Spin-only formula: $\mu = \sqrt{n(n+2)}$ BM, where $n$ = unpaired electrons.

🗺️ Walk Each Complex

(A) $[\mathrm{Cr(NH_3)_6}]^{3+}$: Cr(III), $\mathrm{d^3}$, octahedral. With $\mathrm{NH_3}$ (mid-field), $\mathrm{d^3}$ stays $\mathrm{t_{2g}^3}$ → 3 unpaired → $\mu = \sqrt{15} \approx 3.87$ BM → (II).

(B) $[\mathrm{NiCl_4}]^{2-}$: Ni²⁺, $\mathrm{d^8}$, tetrahedral (Cl⁻ is weak; Ni²⁺ tends tetrahedral with halides). Tetrahedral d⁸: $\mathrm{e^4 t_2^4}$ → 2 unpaired → $\mu = \sqrt{8} \approx 2.83$ BM → (IV).
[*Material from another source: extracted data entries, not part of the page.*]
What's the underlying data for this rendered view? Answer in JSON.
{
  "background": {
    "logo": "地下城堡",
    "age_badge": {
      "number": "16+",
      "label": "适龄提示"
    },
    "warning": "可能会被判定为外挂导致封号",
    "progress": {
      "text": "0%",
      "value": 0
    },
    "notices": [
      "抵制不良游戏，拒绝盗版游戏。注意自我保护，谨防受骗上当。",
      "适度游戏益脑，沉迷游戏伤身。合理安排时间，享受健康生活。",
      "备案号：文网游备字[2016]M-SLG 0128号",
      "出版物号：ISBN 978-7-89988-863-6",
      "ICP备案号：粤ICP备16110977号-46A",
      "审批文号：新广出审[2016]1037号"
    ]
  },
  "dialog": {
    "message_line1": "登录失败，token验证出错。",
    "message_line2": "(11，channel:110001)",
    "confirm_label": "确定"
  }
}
(C) $[\mathrm{CoF_6}]^{3-}$: Co(III), $\mathrm{d^6}$. F⁻ is weak field → high-spin: $\mathrm{t_{2g}^4 e_g^2}$ → 4 unpaired → $\mu = \sqrt{24} \approx 4.90$ BM → (I).

(D) $[\mathrm{Ni(CN)_4}]^{2-}$: Ni²⁺, $\mathrm{d^8}$. CN⁻ is strong field → forces square-planar Ni(II): all 8 d-electrons paired in lower 4 orbitals → 0 unpaired → $\mu = 0$ BM → (III).

A→II, B→IV, C→I, D→III → option (2).

⚡ The "Halide vs CN⁻ on Ni²⁺" Showdown

| Ligand | Geometry | Magnetic | |---|---|---| | Cl⁻, Br⁻, I⁻ | tetrahedral | paramagnetic (μ = 2.83) | | CN⁻, CO | square-planar | diamagnetic (μ = 0) |

Same Ni²⁺, opposite spin states — driven entirely by ligand field strength.

⚠️ F⁻ on 3d: Always High-Spin

F⁻ is weak. With $\mathrm{Co^{3+}}\,(\mathrm{d^6})$, you might be tempted by the "Co³⁺ + N-donor = low-spin" shortcut — but F⁻ is not an N-donor; it's at the bottom of the spectrochemical series. High-spin, 4 unpaired.

$\boxed{\text{Answer: (2) A-II, B-IV, C-I, D-III}}$